En la ciudad de Totoras, se realizó la apertura de sobres para la segunda etapa del desvío de tránsito pesado de la Ruta Provincial Nº 91. El proyecto, que representa una inversión global superior a los $ 65.000 millones, contempla intervenciones fundamentales para el Departamento Iriondo, como la nueva Circunvalación de Serodino, la reforma del cruce de las rutas 91 y 34, y la repavimentación de la 91 en la zona urbana de Totoras.

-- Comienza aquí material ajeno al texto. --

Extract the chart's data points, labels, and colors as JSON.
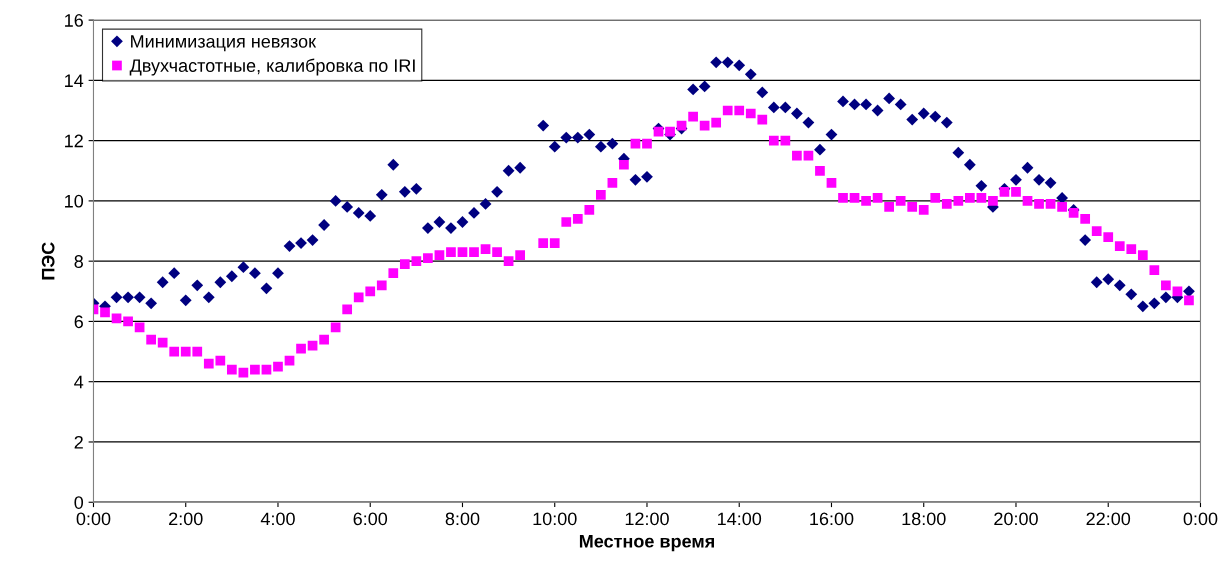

En entrevista con el senador del departamento Iriondo, Hugo Rasetto, en “Un Buen Día” por CDG24 Radio, calificó como «histórica» la licitación realizada para el Desvío Giardino, una obra de infraestructura vial de gran envergadura que impactará directamente en la seguridad y el movimiento productivo de los departamentos Iriondo y San Lorenzo.
El proyecto consiste en un complejo vial diseñado para independizar la llegada de los camiones a los puertos, evitando que atraviesen las trazas urbanas de las localidades de la región. Según explicó Rasetto, se trata de una obra construida con un hormigón de entre 60 y 70 centímetros de espesor, una resistencia similar a la de una pista de aterrizaje de aviones, necesaria para soportar el flujo constante de carga pesada.
La obra integral incluye puentes sobre la autopista Rosario-Santa Fe, la Ruta 11, el ferrocarril Belgrano y el río Carcarañá. Actualmente, la primera etapa se encuentra prácticamente terminada, y la reciente licitación corresponde a la segunda fase, que contempla los derivadores de acceso y obras complementarias como la circunvalación de Serodino (con tres rotondas) y mejoras en la zona de Totoras.
La importancia estratégica de esta obra radica en la ubicación geográfica del departamento Iriondo y la Ruta 91. Esta ruta funciona como un desembocadero de las cinco arterias más importantes del país: las rutas 11, 34, 9, la autopista Rosario-Santa Fe y la transversal 178. Toda la producción que proviene del norte (Chaco, Formosa, Salta, Jujuy), del litoral, de Córdoba y hasta de Bolivia, confluye en este sector para llegar a las terminales portuarias.
Para dimensionar el impacto, el senador recordó estadísticas pre-pandemia que indicaban un flujo de 1.200.000 camiones al año por la zona. «Imaginate si vivís frente a tu casa donde pasan un millón doscientos mil camiones», señaló, destacando el alivio que significará para pueblos como La Ribera, Serodino y Totoras, donde la ruta ya se ha vuelto prácticamente urbana.
A pesar de ser una vía por donde circula la mayor riqueza del país hacia la exportación, Rasetto subrayó que la obra es financiada íntegramente por la provincia de Santa Fe. Los fondos provienen de un crédito internacional de la CAF (Banco de Desarrollo de América Latina y el Caribe) y el apoyo de la Bolsa de Comercio de Rosario.
Se estima que la obra completa, incluyendo los derivadores desde Totoras hasta Timbúes, tendrá un tiempo de ejecución total de entre 4 y 5 años, con empresas trabajando actualmente las 24 horas en el movimiento de suelos.